I decided that I would paint the banner as if it were a captured Krieg artefact. A basecoat of Vallejo Reflective Green forms the main colour of this piece. I have yet to find a good design for the banner, so please feel free to share links of good designs.


I also have this Necron Overlord on my workbench. This is for my girlfriend’s Necron army, and started life as a bunch of spare bits and so leftover from other models. The body is from an old metal lord, whilst the arms are from the plastic barge lord. The left hand is from a junked Flayed One I was given, which came with two left hands.

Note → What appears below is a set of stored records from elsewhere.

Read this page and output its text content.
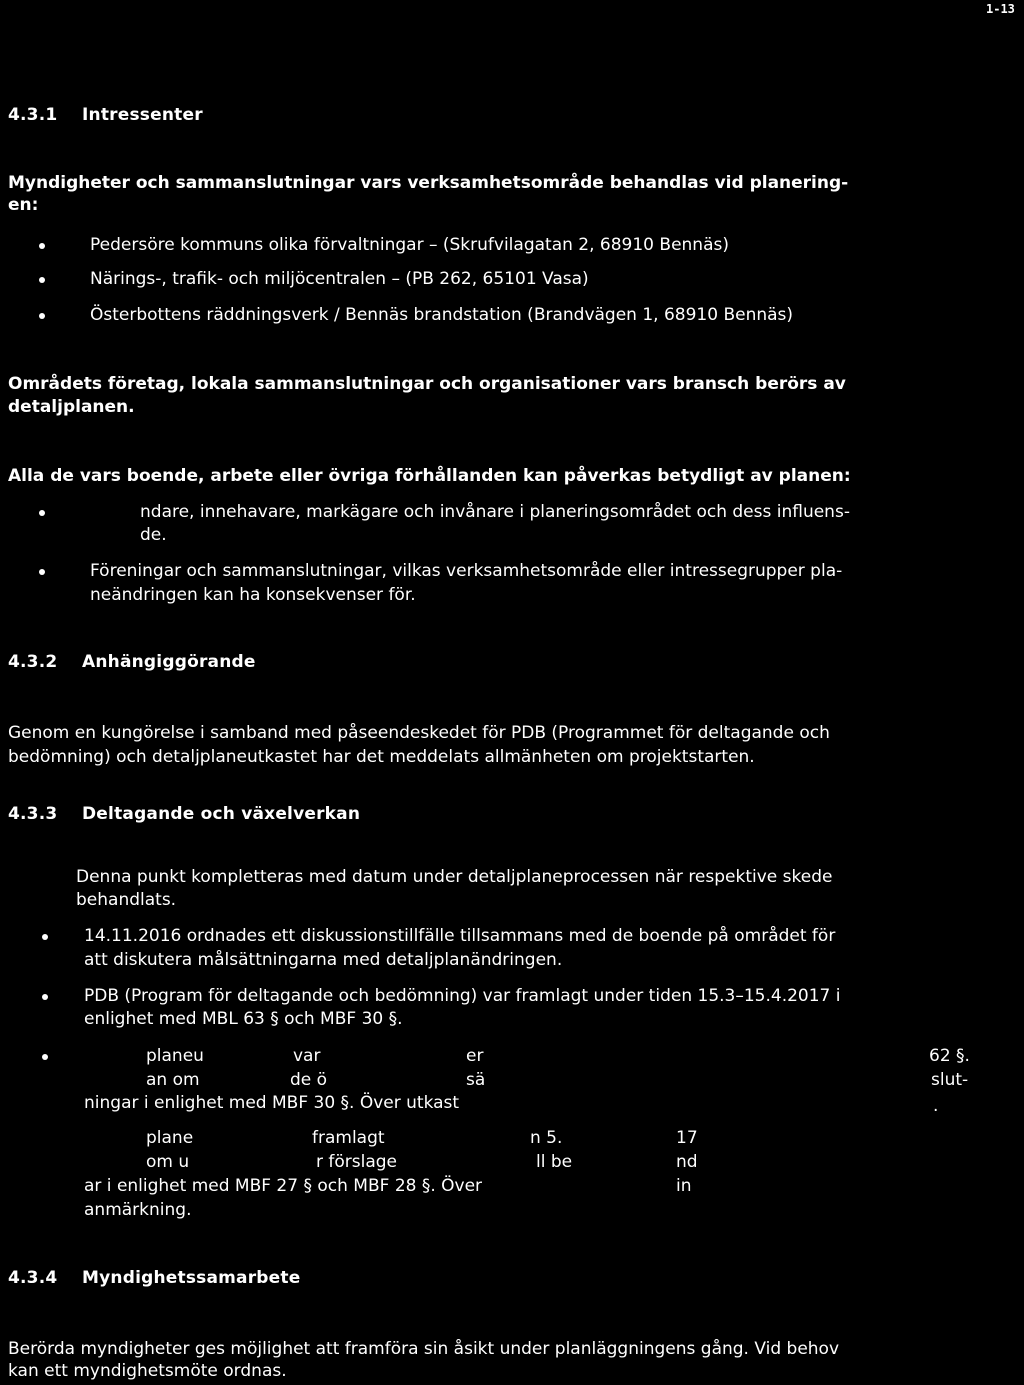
1-13
4.3.1 Intressenter
Myndigheter och sammanslutningar vars verksamhetsområde behandlas vid planering-
en:
Pedersöre kommuns olika förvaltningar – (Skrufvilagatan 2, 68910 Bennäs)
Närings-, trafik- och miljöcentralen – (PB 262, 65101 Vasa)
Österbottens räddningsverk / Bennäs brandstation (Brandvägen 1, 68910 Bennäs)
Områdets företag, lokala sammanslutningar och organisationer vars bransch berörs av
detaljplanen.
Alla de vars boende, arbete eller övriga förhållanden kan påverkas betydligt av planen:
ndare, innehavare, markägare och invånare i planeringsområdet och dess influens-
de.
Föreningar och sammanslutningar, vilkas verksamhetsområde eller intressegrupper pla-
neändringen kan ha konsekvenser för.
4.3.2 Anhängiggörande
Genom en kungörelse i samband med påseendeskedet för PDB (Programmet för deltagande och
bedömning) och detaljplaneutkastet har det meddelats allmänheten om projektstarten.
4.3.3 Deltagande och växelverkan
Denna punkt kompletteras med datum under detaljplaneprocessen när respektive skede
behandlats.
14.11.2016 ordnades ett diskussionstillfälle tillsammans med de boende på området för
att diskutera målsättningarna med detaljplanändringen.
PDB (Program för deltagande och bedömning) var framlagt under tiden 15.3–15.4.2017 i
enlighet med MBL 63 § och MBF 30 §.
planeu	var	er	62 §.
an om	de ö	sä	slut-
ningar i enlighet med MBF 30 §. Över utkast	.
plane	framlagt	n 5.	17
om u	r förslage	ll be	nd
ar i enlighet med MBF 27 § och MBF 28 §. Över	in
anmärkning.
4.3.4 Myndighetssamarbete
Berörda myndigheter ges möjlighet att framföra sin åsikt under planläggningens gång. Vid behov
kan ett myndighetsmöte ordnas.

A 40mm base completes the model, and has made something which is pretty unique amongst an army of carbon-copy automatons.

You may recognise this tank from one of my more recent reviews: the Deimos Predator that acted as a test mule for Blood and Skulls’ awesome track set. Whilst planning that article, I thought that the tank itself could do with a few repairs and a new paint job: in fact, all of my tanks previous to the Spartan have been looking a little tired. So having decided to make a change, I stripped the tank down and removed most of the paint. Having used the tank with a jury-rigged Executioner Plasma Cannon (simply two plasma cannons glued together) to great effect, I decided to make it a more permanent feature.

The new main gun still uses a Plasma Cannon as the basis, but widened to about double its standard width, making it one big gun rather than two glued together. It has been widened with plasticard, and some additional plasma cannon cores. It is early days, and I plan to wire it in to the main turret, which will receive more “plasma” like details such as cables and vents.


The tank's new brutal look has been helped by this big plow, from the Chimera set. The old dozer blades are now…

…on the front of this; the Land Raider Armoured Proteus. This final piece means that, apart from a tiny bit of detailing, the tank is ready for some paint. I plan to paint all my future Thousand Sons tanks and infantry in a quartered yellow/blue scheme, as seen on the Ferrus Infernum Dreadnought I recently finished. If anyone has a suitable suggestion for transferring this scheme from walker to tank, comment below or on Facebook.


On the review side of things, I have this lined up next: an upgrade for the 40k Chimera kit. This hull and turret set comes from Blood and Skulls Industries, and replaces the standard roof/hull and turret to give the standard set a different look. Initial thoughts suggest that it is perfect for people who don’t like having six Lasguns waving about, and want a bigger turret (which also comes with an Autocannon).A full review of this set will go up this weekend.